Time To X topics are hot these days as marketers scramble to figure out ways to increase their revenues and conversion and streamline their processes for the new One-Ask-One-Answer world.
Right now, there are a few dozen TTs (Time To X), but the three that you should know about are below, along with a brief description of what they mean.
TTI – TIME TO INFORMATION
How fast can the user get the information they’re looking for? Traditionally, the time starts from wherever they’re browsing/searching. So, if I decide to look for a tami (often used in baking) that I saw on BakingTok (TikTok videos about baking), the clock starts counting from the moment I start searching till I get to a site that sells tamis and am browsing/carting them. Just as a warning, the vendors who tell you that they can pinpoint TTI “from conception” tend to be shady hucksters. Unless you’re in someone’s brain, it’s impossible to determine the EXACT second they decide. I can tell you from years of usability that users can’t even articulate it. It’s fine to start at search or someplace else.
This metric has value because it indicates how findable your goods/services are. With the rise of Voice Search, being easily accessible/findable – and fast — is critical.
Marketers are using hybrid models of TTI in many ways. One of the most impactful is to start the clock from the referring URL (using a pre-set metric) till the visitor gets to what they want on your site. Some companies measure to the time the user Adopts to Cart (aka adds something to their basket.) Others measure to the time the user starts making their selections (choosing size, color, etc.) You do you. Just please do it consistently.
If your goal is lead generation for sales, direct marketing, or otherwise, and you have an inquiry site, you can measure TTI as well. Typically, it works best if you measure till the First Field in the inquiry form, whether the user is signing up for a white paper, asking for a quote, registering for an event, etc. Some companies do segregate each type of inquiry, which can be uber-beneficial. However, if it’s too much, just lump all your lead generation efforts into one bucket.
Many eCommerce marketers assign a special TTI value to people who use their internal text search. Tracking this and then acting on it can be a big score because search adopters usually have some of the highest propensity to purchase metrics of your visitors.
TTT – TIME TO TRANSACTION
How fast can the user buy (complete their transaction?) Some companies start this from Google, Facebook, or wherever the visitor came from, but it’s often easier to do it from the moment the user lands on your site. Other businesses separate the direct/no-referrer traffic or compare repeat visitors to new visitors or mobile visitors to desktop visitors. It’s often best to do one overall metric for a while so you get acclimated to analyzing and acting on the results. Then, you can go hog wild and split things up seven ways to Sunday.
Time to Transaction is incredibly indicative of your overall success. It can precisely target where you have the most friction in your process and how it impacts your revenues. (To best do this on a shoestring budget, do a few time trials on your own to see how fast you can complete different types of orders.) This is also especially helpful for companies with legacy traffic: Catalogers, radio/TV advertisers, two-step marketers, and the like.

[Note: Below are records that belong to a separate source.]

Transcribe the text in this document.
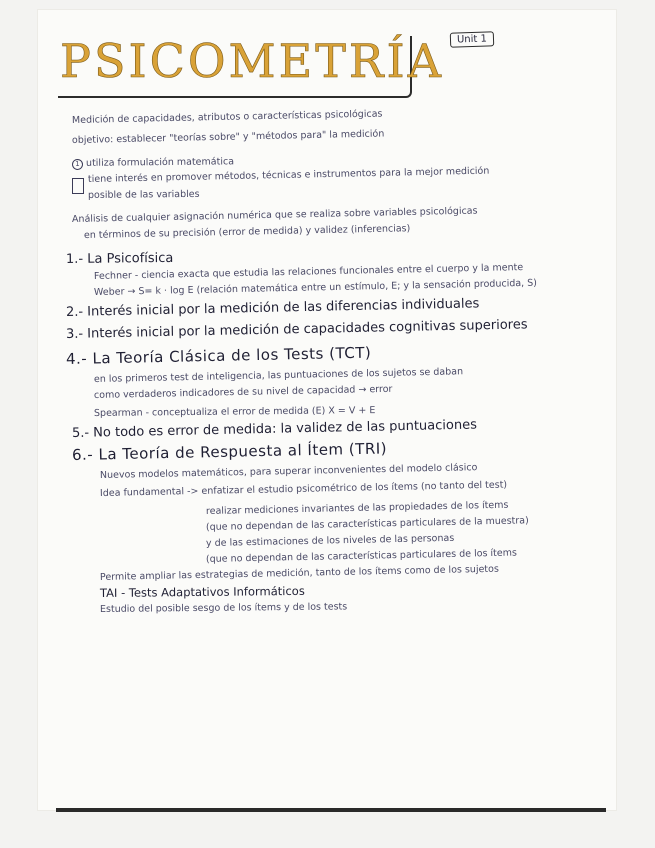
PSICOMETRÍA	Unit 1
Medición de capacidades, atributos o características psicológicas
objetivo: establecer "teorías sobre" y "métodos para" la medición
1 utiliza formulación matemática
tiene interés en promover métodos, técnicas e instrumentos para la mejor medición
posible de las variables
Análisis de cualquier asignación numérica que se realiza sobre variables psicológicas
en términos de su precisión (error de medida) y validez (inferencias)
1.- La Psicofísica
Fechner - ciencia exacta que estudia las relaciones funcionales entre el cuerpo y la mente
Weber → S= k · log E (relación matemática entre un estímulo, E; y la sensación producida, S)
2.- Interés inicial por la medición de las diferencias individuales
3.- Interés inicial por la medición de capacidades cognitivas superiores
4.- La Teoría Clásica de los Tests (TCT)
en los primeros test de inteligencia, las puntuaciones de los sujetos se daban
como verdaderos indicadores de su nivel de capacidad → error
Spearman - conceptualiza el error de medida (E) X = V + E
5.- No todo es error de medida: la validez de las puntuaciones
6.- La Teoría de Respuesta al Ítem (TRI)
Nuevos modelos matemáticos, para superar inconvenientes del modelo clásico
Idea fundamental -> enfatizar el estudio psicométrico de los ítems (no tanto del test)
realizar mediciones invariantes de las propiedades de los ítems
(que no dependan de las características particulares de la muestra)
y de las estimaciones de los niveles de las personas
(que no dependan de las características particulares de los ítems
Permite ampliar las estrategias de medición, tanto de los ítems como de los sujetos
TAI - Tests Adaptativos Informáticos
Estudio del posible sesgo de los ítems y de los tests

Don’t take orders? Only want an inquiry? Measure the final capture as your endpoint instead. (Final capture = the last step of the inquiry and/or when the user hits the call-to-action after submitting their information for your whitepaper, webinar, special event, etc.)

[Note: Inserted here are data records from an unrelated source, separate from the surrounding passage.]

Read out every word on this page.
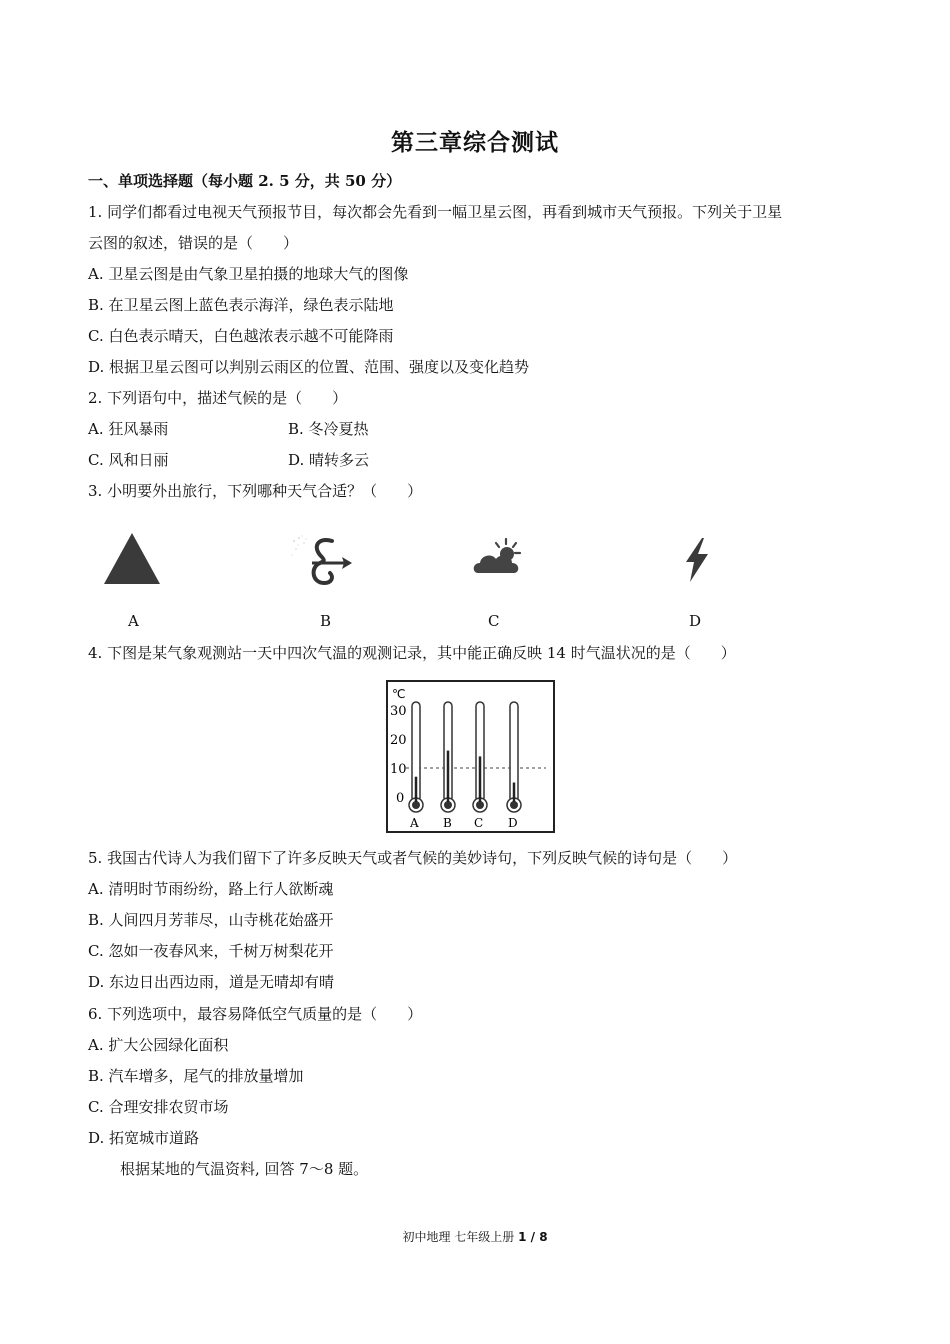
第三章综合测试
一、单项选择题（每小题 2. 5 分，共 50 分）
1. 同学们都看过电视天气预报节目，每次都会先看到一幅卫星云图，再看到城市天气预报。下列关于卫星
云图的叙述，错误的是（　　）
A. 卫星云图是由气象卫星拍摄的地球大气的图像
B. 在卫星云图上蓝色表示海洋，绿色表示陆地
C. 白色表示晴天，白色越浓表示越不可能降雨
D. 根据卫星云图可以判别云雨区的位置、范围、强度以及变化趋势
2. 下列语句中，描述气候的是（　　）
A. 狂风暴雨	B. 冬冷夏热
C. 风和日丽	D. 晴转多云
3. 小明要外出旅行，下列哪种天气合适？（　　）
A	B	C	D
4. 下图是某气象观测站一天中四次气温的观测记录，其中能正确反映 14 时气温状况的是（　　）
℃
30
20
10
0
A B C D
5. 我国古代诗人为我们留下了许多反映天气或者气候的美妙诗句，下列反映气候的诗句是（　　）
A. 清明时节雨纷纷，路上行人欲断魂
B. 人间四月芳菲尽，山寺桃花始盛开
C. 忽如一夜春风来，千树万树梨花开
D. 东边日出西边雨，道是无晴却有晴
6. 下列选项中，最容易降低空气质量的是（　　）
A. 扩大公园绿化面积
B. 汽车增多，尾气的排放量增加
C. 合理安排农贸市场
D. 拓宽城市道路
根据某地的气温资料, 回答 7～8 题。
初中地理 七年级上册 1 / 8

Friction is a big issue these days, and it’s not talked about nearly enough. Friction impacts what happens on your site from a user’s perspective, but it also influences whether the folks who send you traffic think your site is worthy of their referrals. The more friction they believe you have, the more points their algos take away from you. Speed and web performance are critical, but there are other things that are important too when it comes to friction – use of pop-ups and modals, registration/login processes, location sniffing, cookie messaging with multiple consent choices, etc. The more friction you eliminate, the better your results will be.
TTV – TIME TO VALUE
When you’re first starting out in Marketing, you often learn that Time to Value (TTV) measures the length of time it takes for a new customer to realize value in your product(s.)
As time goes on, you’ll find many other definitions of TTV. You’ll find companies that measure TTV as the time it takes for a 1x customer to become a 2x customer or that some companies measure TTV only for new customers. On the other hand, Salesforce measures TTV as “the time between a business request and the initial delivery of that request.”
How should YOU measure it? Whatever way it will help you improve your business…. Or don’t measure it all. Seriously. Artificial Intelligence/Machine Learning has put our reporting on the world’s most potent steroids. There’s no shortage of information you can get. The key is to figure out what will make a difference in your business and what you’ll actually use.
Measure things that matter to you.
Bottom line: name/call TTV as you wish; just do it consistently. And, if you want to start somewhere with the Time To metrics, measure the time it takes to find you (TTI) and the time it takes to buy (TTT.) Then, figure out where there’s friction and how you can reduce/avoid it.